Van der Bellen zu Griss: "Das war alleine ihre Entscheidung"
Von Bernhard Gaul
KURIER: Am Mittwoch hat Irmgard Griss erklärt, Sie per Briefwahl gewählt zu haben. War es schwierig, Sie zu überreden?
Alexander Van der Bellen: Frau Dr. Griss ist eine Persönlichkeit, die ihre Entscheidungen selbst und selbstständig trifft. Das hat sie über Jahrzehnte bewiesen, und das war auch jetzt so. Wenn man versucht, jemand wie Irmgard Griss zu überreden, erzeugt man vermutlich nur das Gegenteil. Das war ganz alleine ihre Entscheidung.
Sie klang aber nicht restlos von Ihnen überzeugt.
Wenn Bundeskanzler Kern erklärt, er wird mich wählen, oder Heide Schmidt das tut, oder Josef Pröll und Othmar Karas, dann bedeutet das ja nicht, dass diese Persönlichkeiten zu hundert Prozent mit all meinen Aussagen oder den Facetten meiner Person einverstanden sind. Sie sind mit wesentlichen Punkten einverstanden. Oder sie halten mich zumindest für den besseren Kandidaten.
Gerade für konservative Bürgerliche bleiben Sie ein Gottseibeiuns, ein Linkslinker, für den man auch Peter Pilz und Erbschaftssteuern bekommt.
Verstehen tu’ ich das nicht ganz. Ich komme aus der Wirtschafts- und Finanzpolitik und bin ein überzeugter Anhänger der Marktwirtschaft mit den üblichen Einschränkungen, die ich auch mit konservativen Ökonomen teile, etwa, dass die soziale und die ökologische Frage vom Markt nicht gelöst wird. Ich habe mich immer als Linksliberalen bezeichnet, unlängst wurde ich als Liberaler mit ökosozialen Gewissen bezeichnet. Das gefällt mir eigentlich ganz gut.
Also gibt’s mit Ihnen Erbschafts- und Vermögenssteuern?
Ach, das kann doch der Bundespräsident gar nicht entscheiden.
Im KURIER warnt der Politologe Fritz Plasser vor einer massiven Spaltung der Gesellschaft durch diesen Lagerwahlkampf.

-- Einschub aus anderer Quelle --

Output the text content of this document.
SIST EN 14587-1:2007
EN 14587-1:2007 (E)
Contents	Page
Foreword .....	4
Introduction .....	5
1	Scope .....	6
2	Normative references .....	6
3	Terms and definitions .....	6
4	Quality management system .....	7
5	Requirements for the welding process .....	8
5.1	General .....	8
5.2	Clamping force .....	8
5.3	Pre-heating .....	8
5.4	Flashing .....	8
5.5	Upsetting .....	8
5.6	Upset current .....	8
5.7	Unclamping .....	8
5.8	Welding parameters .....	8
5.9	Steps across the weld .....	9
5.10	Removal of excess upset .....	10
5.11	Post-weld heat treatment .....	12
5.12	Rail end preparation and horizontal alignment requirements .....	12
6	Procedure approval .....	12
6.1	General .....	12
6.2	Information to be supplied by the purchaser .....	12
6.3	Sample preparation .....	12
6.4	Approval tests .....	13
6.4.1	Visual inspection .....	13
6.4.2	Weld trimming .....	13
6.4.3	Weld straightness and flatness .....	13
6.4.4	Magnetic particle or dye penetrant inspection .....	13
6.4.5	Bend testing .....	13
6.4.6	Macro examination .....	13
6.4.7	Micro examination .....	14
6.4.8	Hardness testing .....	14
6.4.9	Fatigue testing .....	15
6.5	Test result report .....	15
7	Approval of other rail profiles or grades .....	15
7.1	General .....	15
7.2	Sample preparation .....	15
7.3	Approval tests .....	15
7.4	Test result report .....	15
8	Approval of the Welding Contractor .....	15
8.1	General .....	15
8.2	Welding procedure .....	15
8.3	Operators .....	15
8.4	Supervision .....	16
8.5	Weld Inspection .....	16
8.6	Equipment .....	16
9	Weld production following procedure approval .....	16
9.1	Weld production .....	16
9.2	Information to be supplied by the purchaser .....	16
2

Ich vermeide den Begriff "Lager", das ist etwas Abgegrenztes mit einem Zaun. Die Wahlbewegung, die sich hinter mir versammelt hat, ist sicher kein Lager. Sie ist parteiübergreifend, es sind vor allem Menschen, die viel Gewicht auf eine pro-europäische Haltung legen.
Plasser meint, das Überwinden dieser Spaltung sei eine der großen innenpolitischen Herausforderungen.
Das sehe ich grundsätzlich auch so. Der Präsident hat eine wichtige Aufgabe, er ist aber damit nicht alleine. Und was ich vom neuen Kanzler Kern höre, lässt mich auch hoffen, dass auch die Bundesregierung diese Aufgaben ernst nimmt, und einen neuen Stil, eine neue Gesprächskultur, will. Da würde ich sehr gerne mithelfen, das zu entwickeln.
Kern hat klargemacht, dass die SPÖ mit Parteien, die hetzen, nicht zusammenarbeiten wird. Strache hat das so verstanden, dass die "Ausgrenzung" der FPÖ fortgesetzt wird. Vertieft das nicht genau diese Gräben?
Es geht nicht um die Frage der Ausgrenzung, sondern um die Frage, ob wir ein wichtiges Mitglied der europäischen Familie bleiben. Ich verkenne nicht, dass die EU derzeit große Probleme hat, zu Beschlüssen zu kommen. Als Antwort müssen wir aber diese Handlungsfähigkeit wiederherstellen und nicht der Illusion des Nationalismus anheimfallen.